Leron Kok (Utrecht / NL), Eric Deutsch (Seattle, WA / US), Michal Bassani-Sternberg (Lausanne / CH), Jyoti Choudhary (London / GB), Ivo Fierro-Monti (Cambridge / GB), Robert L. Moritz (Seattle, WA / US), Jonathan Mudge (Cambridge / GB), John Prensner (Ann Arbor, MI / US), Jorge Ruiz-Orera (Berlin / DE), Nicola Ternette (Oxford / GB; Utrecht / NL), Juan Antonia (Cambridge / GB), Sebastiaan van Heesch (Utrecht / NL)

Abstract

We and others have recently demonstrated the widespread translation of thousands of short non-canonical open reading frames (ncORFs). Translation of ncORFs is frequent in cancer and indicative of protein production, which could drastically expand the proteome. This "dark proteome" has gained interest as a source of new tumor-specific antigens for immunotherapeutic targeting. However, most ncORFs are currently not supported by high-confidence protein-level evidence. To address this, we established an international consortium with experts from PeptideAtlas, HUPO-HIPP, GENCODE, and the Ribo-seq ORF Consortium.
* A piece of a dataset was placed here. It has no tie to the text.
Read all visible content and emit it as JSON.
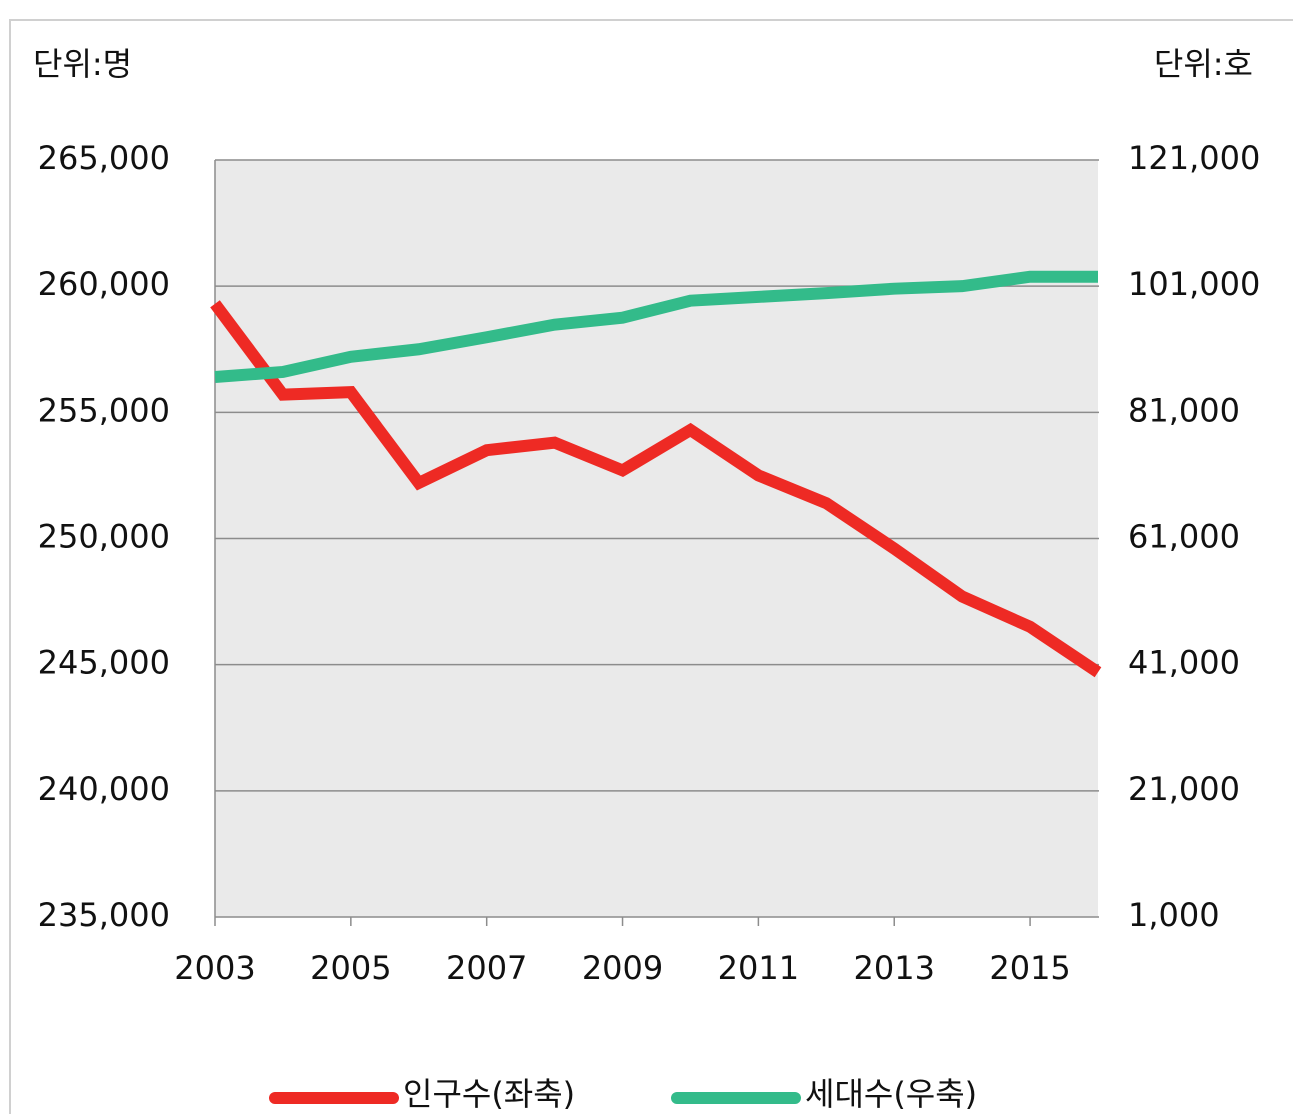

We reanalyzed 3.8 billion raw spectra of 414 different studies comprising 95,520 MS runs using the PeptideAtlas workflow for the presence of 7,264 ncORFs. Focusing on a subset of 118 immunopeptidomics datasets comprising 240M spectra from 10,095 MS runs, we could confirm the peptide level presence of 1,785 out of 7,264 ncORFs. Of these ncORFs, 39% was supported by at least two unique HLA peptides, and 348 could be qualified as Tier 1B "Presented" protein candidates according to our previously proposed non-canonical protein annotation guidelines (Prensner et al., MCP 2023). We made several observations based on our analyses. First, we demonstrate that the detected ncORF peptides show strong concordance (95%) with in silico HLA binding predictions and are mostly processed from ncORF-derived microproteins with a high isoelectric point. Second, we noticed that certain HLA alleles presented more ncORF peptides than others. We could link this directly to the enrichment of certain amino acids in ncORFs that precisely matched the anchor residues of specific HLA alleles. This could indicate that cancer patients carrying such HLA alleles might be more susceptible to future immunotherapeutic strategies targeting antigens derived from ncORFs. Our analyses provide reference-annotation quality and manually curated evidence for the HLA presentation of ncORFs, providing critical insights that can aid in advancing immunotherapy development against this class of antigens.